A ghostly figure appears in front of me with a disapproving expression. Its silvery transparent body hovering above the floor. “You again.” I roll my eyes. I can feel the disdain rise in my soul.
“Getting trashed because you can’t leave?” The figure fusses in a ghastly tone.
I look at the figure and shrug. “What else am I going to do?” I down my liquor, the alcohol burns my throat on the way down. I make a face.
“Don’t you think you could think of what you’ve done?” Instantaneously becoming enraged; I violently squeeze my hands into fists, crushing my glass.
“You broke another glass. Could you stop doing that?” the figure says.
“I’d kill you if you weren’t already dead. You know that, don’t you?”
“You’re bleeding on the carpet.” I look at the figure for a second and then down at the carpet. The carpet is old with holes in it.
“I think it will be ok. It’s due for a cleaning, anyway.” I open my hand to see glass pieces fall to the floor. The bleeding has ceased and my hand looks good as new.
“You can’t leave until you learn your lesson,” another voice says. I look over and see a black cat licking its paws.
“Thanks, Mr. Whiskers, but I already know the true meaning of Christmas,” I say sarcastically.
The cat hisses at me and says, “That attitude is the reason you’re here, you know?”
I laugh, “I get it. She’s angry.”
“Angry? I’d say pissed,” a female’s voice says. My eyes widen.
“Abigail,” I say, standing up. She’s beautiful. Her long blonde curls wrap around her round face. Her pouty lips are now thin with hatred.
“I’ve come to see how progress is coming. Have you repented for your sins?” she asks, crossing her arms.
“If that’s what it would take to get out of here, then sure,” I say with a smirk on my face.
She gives me a death glare and says, “I felt pity for you, but that was short-lived.”
“Awe, come on, babe! You can’t stay mad at me.”
“You obviously have learned nothing and never will.”
“I’m glad you realized. Can I leave now?” I ask.

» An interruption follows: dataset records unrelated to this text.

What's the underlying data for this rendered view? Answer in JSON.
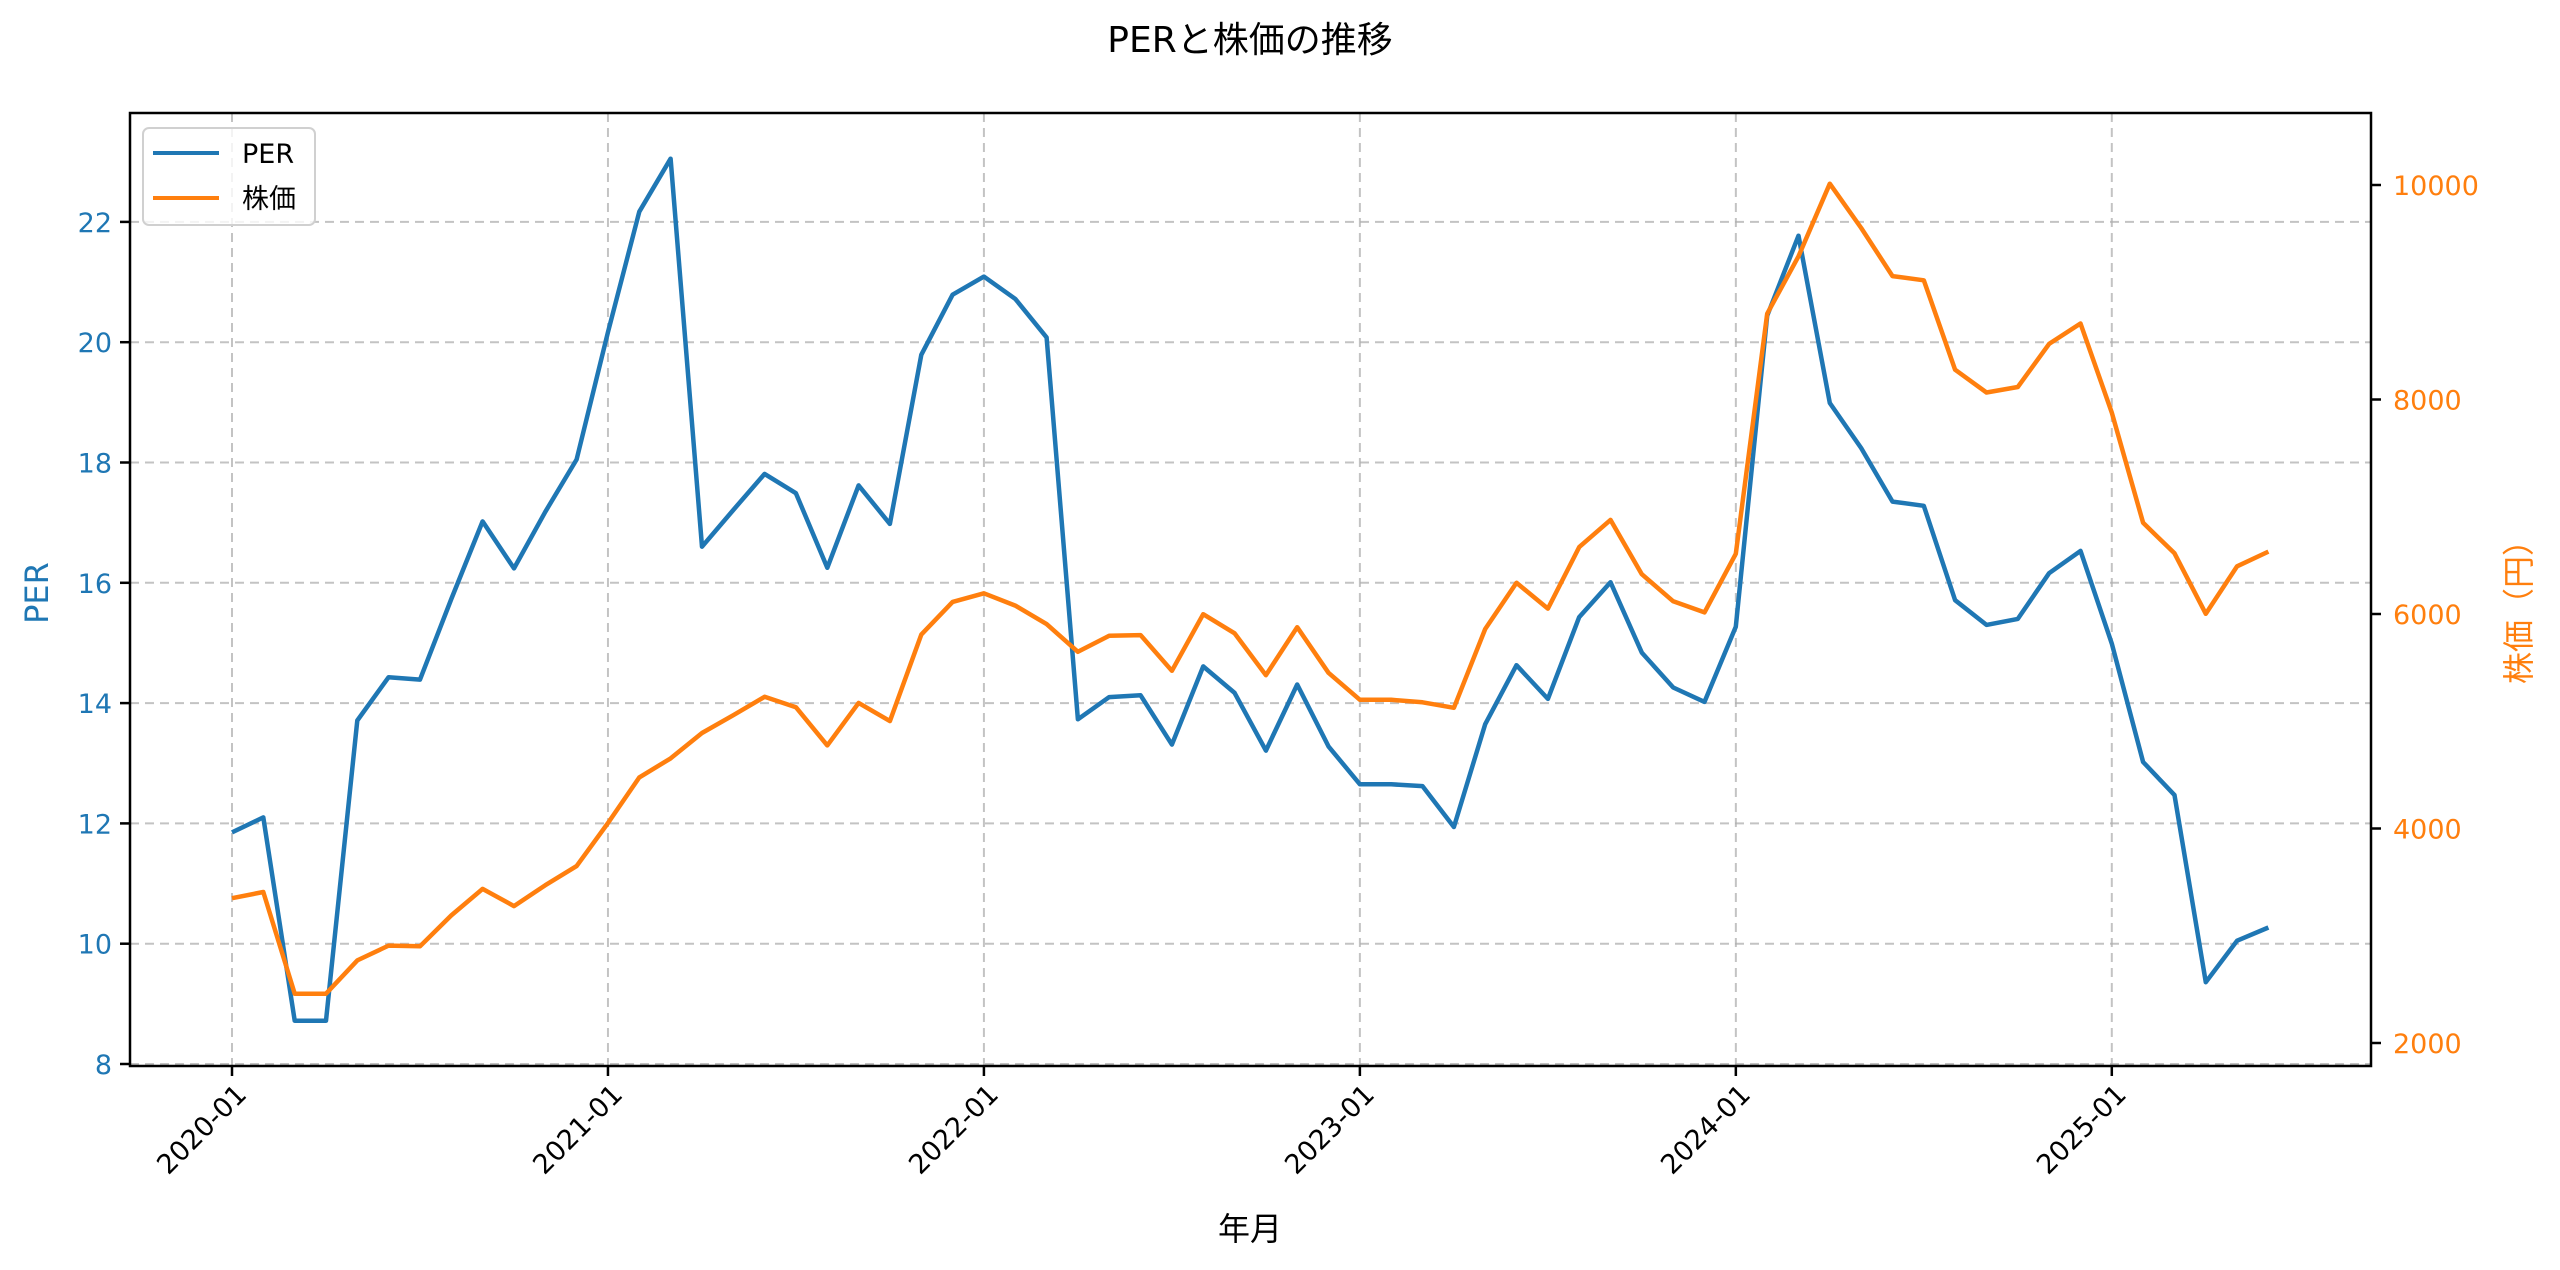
{
  "chart_data": {
    "type": "line",
    "title": "PERと株価の推移",
    "xlabel": "年月",
    "ylabel_left": "PER",
    "ylabel_right": "株価（円）",
    "x": [
      "2020-01",
      "2020-02",
      "2020-03",
      "2020-04",
      "2020-05",
      "2020-06",
      "2020-07",
      "2020-08",
      "2020-09",
      "2020-10",
      "2020-11",
      "2020-12",
      "2021-01",
      "2021-02",
      "2021-03",
      "2021-04",
      "2021-05",
      "2021-06",
      "2021-07",
      "2021-08",
      "2021-09",
      "2021-10",
      "2021-11",
      "2021-12",
      "2022-01",
      "2022-02",
      "2022-03",
      "2022-04",
      "2022-05",
      "2022-06",
      "2022-07",
      "2022-08",
      "2022-09",
      "2022-10",
      "2022-11",
      "2022-12",
      "2023-01",
      "2023-02",
      "2023-03",
      "2023-04",
      "2023-05",
      "2023-06",
      "2023-07",
      "2023-08",
      "2023-09",
      "2023-10",
      "2023-11",
      "2023-12",
      "2024-01",
      "2024-02",
      "2024-03",
      "2024-04",
      "2024-05",
      "2024-06",
      "2024-07",
      "2024-08",
      "2024-09",
      "2024-10",
      "2024-11",
      "2024-12",
      "2025-01",
      "2025-02",
      "2025-03",
      "2025-04",
      "2025-05",
      "2025-06"
    ],
    "x_tick_labels": [
      "2020-01",
      "2021-01",
      "2022-01",
      "2023-01",
      "2024-01",
      "2025-01"
    ],
    "series": [
      {
        "name": "PER",
        "axis": "left",
        "color": "#1f77b4",
        "values": [
          11.85,
          12.1,
          8.72,
          8.72,
          13.71,
          14.43,
          14.39,
          15.73,
          17.02,
          16.24,
          17.18,
          18.05,
          20.17,
          22.17,
          23.05,
          16.6,
          17.21,
          17.81,
          17.49,
          16.25,
          17.62,
          16.98,
          19.79,
          20.79,
          21.09,
          20.72,
          20.08,
          13.73,
          14.1,
          14.13,
          13.31,
          14.61,
          14.17,
          13.21,
          14.31,
          13.28,
          12.65,
          12.65,
          12.62,
          11.94,
          13.65,
          14.63,
          14.07,
          15.43,
          16.01,
          14.84,
          14.26,
          14.02,
          15.27,
          20.44,
          21.77,
          18.99,
          18.24,
          17.35,
          17.28,
          15.71,
          15.3,
          15.4,
          16.16,
          16.53,
          14.99,
          13.02,
          12.47,
          9.36,
          10.05,
          10.27
        ]
      },
      {
        "name": "株価",
        "axis": "right",
        "color": "#ff7f0e",
        "values": [
          3350,
          3408,
          2460,
          2460,
          2770,
          2908,
          2902,
          3190,
          3437,
          3276,
          3471,
          3649,
          4051,
          4476,
          4654,
          4890,
          5056,
          5228,
          5131,
          4775,
          5171,
          5001,
          5808,
          6113,
          6193,
          6078,
          5906,
          5648,
          5797,
          5803,
          5470,
          5998,
          5820,
          5429,
          5877,
          5452,
          5200,
          5200,
          5177,
          5125,
          5860,
          6291,
          6050,
          6624,
          6877,
          6371,
          6118,
          6015,
          6561,
          8800,
          9335,
          10012,
          9599,
          9151,
          9111,
          8278,
          8065,
          8117,
          8518,
          8709,
          7878,
          6850,
          6566,
          6002,
          6445,
          6582
        ]
      }
    ],
    "y_left": {
      "ticks": [
        8,
        10,
        12,
        14,
        16,
        18,
        20,
        22
      ],
      "range": [
        7.97,
        23.77
      ],
      "color": "#1f77b4"
    },
    "y_right": {
      "ticks": [
        2000,
        4000,
        6000,
        8000,
        10000
      ],
      "range": [
        1785,
        10785
      ],
      "color": "#ff7f0e"
    },
    "grid": true,
    "grid_style": "dashed",
    "legend_position": "upper left"
  },
  "legend": {
    "items": [
      {
        "label": "PER",
        "color": "#1f77b4"
      },
      {
        "label": "株価",
        "color": "#ff7f0e"
      }
    ]
  }
}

“Then what do you want from me?”
“I want you to suffer as I did. Because you refuse to learn from your actions, you will stay here for eternity.” She looks deep into my eyes with anger, but I can still see the hurt underneath. Then she leaves as fast as she came, vanishing.
“You can’t leave me in here!” I scream. I angrily throw my chair across the room.

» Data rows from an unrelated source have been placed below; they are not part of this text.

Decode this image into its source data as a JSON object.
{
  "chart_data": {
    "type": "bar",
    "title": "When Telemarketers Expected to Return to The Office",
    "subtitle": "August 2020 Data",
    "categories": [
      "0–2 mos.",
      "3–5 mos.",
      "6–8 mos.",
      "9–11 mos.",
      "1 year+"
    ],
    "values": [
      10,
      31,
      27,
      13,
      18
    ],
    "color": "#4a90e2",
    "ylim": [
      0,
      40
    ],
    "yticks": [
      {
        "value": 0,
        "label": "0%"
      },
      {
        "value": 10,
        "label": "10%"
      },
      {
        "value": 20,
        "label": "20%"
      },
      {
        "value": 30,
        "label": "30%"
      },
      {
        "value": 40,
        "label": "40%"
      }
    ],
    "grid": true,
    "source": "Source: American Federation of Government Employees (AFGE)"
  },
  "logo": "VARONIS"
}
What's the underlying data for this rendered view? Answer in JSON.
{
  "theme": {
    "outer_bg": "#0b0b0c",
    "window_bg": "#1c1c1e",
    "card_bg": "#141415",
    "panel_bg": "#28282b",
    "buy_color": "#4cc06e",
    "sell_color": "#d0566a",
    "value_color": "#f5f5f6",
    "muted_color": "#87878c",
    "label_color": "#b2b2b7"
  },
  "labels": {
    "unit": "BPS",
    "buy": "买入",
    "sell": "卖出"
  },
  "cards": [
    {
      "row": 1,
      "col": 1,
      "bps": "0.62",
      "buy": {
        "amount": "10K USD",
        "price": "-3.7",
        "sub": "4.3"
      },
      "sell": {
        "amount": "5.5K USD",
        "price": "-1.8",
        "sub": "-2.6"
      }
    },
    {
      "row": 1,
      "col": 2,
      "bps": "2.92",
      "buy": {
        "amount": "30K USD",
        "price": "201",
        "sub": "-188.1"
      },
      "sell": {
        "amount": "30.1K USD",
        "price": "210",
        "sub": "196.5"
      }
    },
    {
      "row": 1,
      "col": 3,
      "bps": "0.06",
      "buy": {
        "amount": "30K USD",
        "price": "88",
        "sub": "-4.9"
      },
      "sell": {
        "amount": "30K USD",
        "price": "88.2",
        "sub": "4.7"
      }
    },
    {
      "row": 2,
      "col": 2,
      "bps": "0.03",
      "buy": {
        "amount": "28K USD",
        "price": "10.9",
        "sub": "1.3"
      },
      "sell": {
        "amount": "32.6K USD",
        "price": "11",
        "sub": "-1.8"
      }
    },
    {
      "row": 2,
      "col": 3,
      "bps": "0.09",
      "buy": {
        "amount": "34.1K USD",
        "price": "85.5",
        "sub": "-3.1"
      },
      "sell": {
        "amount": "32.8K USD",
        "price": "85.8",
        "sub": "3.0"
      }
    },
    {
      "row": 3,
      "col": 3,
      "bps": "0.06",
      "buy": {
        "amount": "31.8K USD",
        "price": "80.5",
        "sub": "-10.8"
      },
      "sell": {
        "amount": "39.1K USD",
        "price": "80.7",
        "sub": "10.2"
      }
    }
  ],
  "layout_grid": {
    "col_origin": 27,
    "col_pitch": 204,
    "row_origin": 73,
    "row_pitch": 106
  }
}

“Please don’t do that. You’re making a mess,” the figure wails. The realization that there is nothing I can do starts creeping into my brain. I fall to the ground. Tears cascade down my face.

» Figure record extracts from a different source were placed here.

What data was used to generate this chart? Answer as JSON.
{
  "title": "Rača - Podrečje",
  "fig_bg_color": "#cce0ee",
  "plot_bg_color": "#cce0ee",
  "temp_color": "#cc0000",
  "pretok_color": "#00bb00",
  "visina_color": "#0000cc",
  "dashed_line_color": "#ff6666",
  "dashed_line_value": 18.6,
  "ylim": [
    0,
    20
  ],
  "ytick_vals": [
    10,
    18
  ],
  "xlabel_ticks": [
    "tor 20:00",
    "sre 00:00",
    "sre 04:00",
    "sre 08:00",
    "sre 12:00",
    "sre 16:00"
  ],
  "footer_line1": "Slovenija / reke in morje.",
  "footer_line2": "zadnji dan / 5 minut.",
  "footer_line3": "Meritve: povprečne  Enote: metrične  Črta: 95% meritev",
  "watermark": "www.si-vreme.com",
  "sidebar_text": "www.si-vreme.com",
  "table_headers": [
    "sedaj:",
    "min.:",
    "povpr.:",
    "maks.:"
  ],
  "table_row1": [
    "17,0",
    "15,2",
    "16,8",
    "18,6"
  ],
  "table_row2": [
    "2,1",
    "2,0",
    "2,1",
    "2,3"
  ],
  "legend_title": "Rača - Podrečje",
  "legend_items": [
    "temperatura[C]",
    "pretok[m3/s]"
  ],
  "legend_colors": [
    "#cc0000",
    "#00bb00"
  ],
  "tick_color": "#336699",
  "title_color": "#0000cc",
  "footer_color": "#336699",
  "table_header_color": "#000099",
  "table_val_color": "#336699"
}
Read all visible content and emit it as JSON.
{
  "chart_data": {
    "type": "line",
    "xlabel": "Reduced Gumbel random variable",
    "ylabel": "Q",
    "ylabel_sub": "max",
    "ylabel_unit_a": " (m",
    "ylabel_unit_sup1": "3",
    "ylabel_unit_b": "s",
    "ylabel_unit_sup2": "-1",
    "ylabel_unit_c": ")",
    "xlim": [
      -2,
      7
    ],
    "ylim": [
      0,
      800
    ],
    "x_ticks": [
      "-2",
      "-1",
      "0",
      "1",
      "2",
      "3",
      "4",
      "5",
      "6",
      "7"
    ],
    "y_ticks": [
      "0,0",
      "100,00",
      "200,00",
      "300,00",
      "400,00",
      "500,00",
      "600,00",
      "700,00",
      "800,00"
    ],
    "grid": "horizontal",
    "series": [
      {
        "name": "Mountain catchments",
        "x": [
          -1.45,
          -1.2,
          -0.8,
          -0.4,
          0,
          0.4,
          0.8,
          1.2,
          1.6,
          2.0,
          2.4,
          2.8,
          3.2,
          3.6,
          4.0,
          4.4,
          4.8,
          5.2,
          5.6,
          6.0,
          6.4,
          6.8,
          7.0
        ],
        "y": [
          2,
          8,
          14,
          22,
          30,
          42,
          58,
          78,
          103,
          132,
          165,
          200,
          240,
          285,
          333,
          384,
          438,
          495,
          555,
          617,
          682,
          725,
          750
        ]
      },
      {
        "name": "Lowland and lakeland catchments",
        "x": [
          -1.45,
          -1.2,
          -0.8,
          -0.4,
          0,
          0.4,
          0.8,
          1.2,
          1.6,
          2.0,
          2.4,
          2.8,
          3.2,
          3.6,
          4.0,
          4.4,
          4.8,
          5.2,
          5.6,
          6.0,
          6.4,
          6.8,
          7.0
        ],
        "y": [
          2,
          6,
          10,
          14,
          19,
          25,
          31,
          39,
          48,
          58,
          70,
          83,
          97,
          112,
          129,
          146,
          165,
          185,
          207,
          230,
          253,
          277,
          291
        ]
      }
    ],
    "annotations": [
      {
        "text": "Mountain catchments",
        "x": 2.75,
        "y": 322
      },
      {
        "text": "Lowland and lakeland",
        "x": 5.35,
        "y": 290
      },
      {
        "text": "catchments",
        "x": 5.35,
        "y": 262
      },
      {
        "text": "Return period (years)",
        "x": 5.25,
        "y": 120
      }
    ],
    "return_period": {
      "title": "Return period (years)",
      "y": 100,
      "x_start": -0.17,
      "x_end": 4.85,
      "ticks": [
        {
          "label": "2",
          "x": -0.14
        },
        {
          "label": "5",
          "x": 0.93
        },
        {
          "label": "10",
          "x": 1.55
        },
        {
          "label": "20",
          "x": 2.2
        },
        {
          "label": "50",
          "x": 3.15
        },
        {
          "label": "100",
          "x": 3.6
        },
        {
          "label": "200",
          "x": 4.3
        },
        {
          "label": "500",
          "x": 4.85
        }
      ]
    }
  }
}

“Please don’t leave me here. Abigail, please! I’m sorry.”
“It’s no use to plead. You’re stuck here. Forever,” Mr. Whiskers says snidely.
“Forever,” I repeat, lying down on the dirty floor. The lump in my throat dissolves. “Forever in this room. Forever with a ghost with anxiety and a damn cat.” I close my eyes and sigh. “I don’t think the booze is going to last that long.”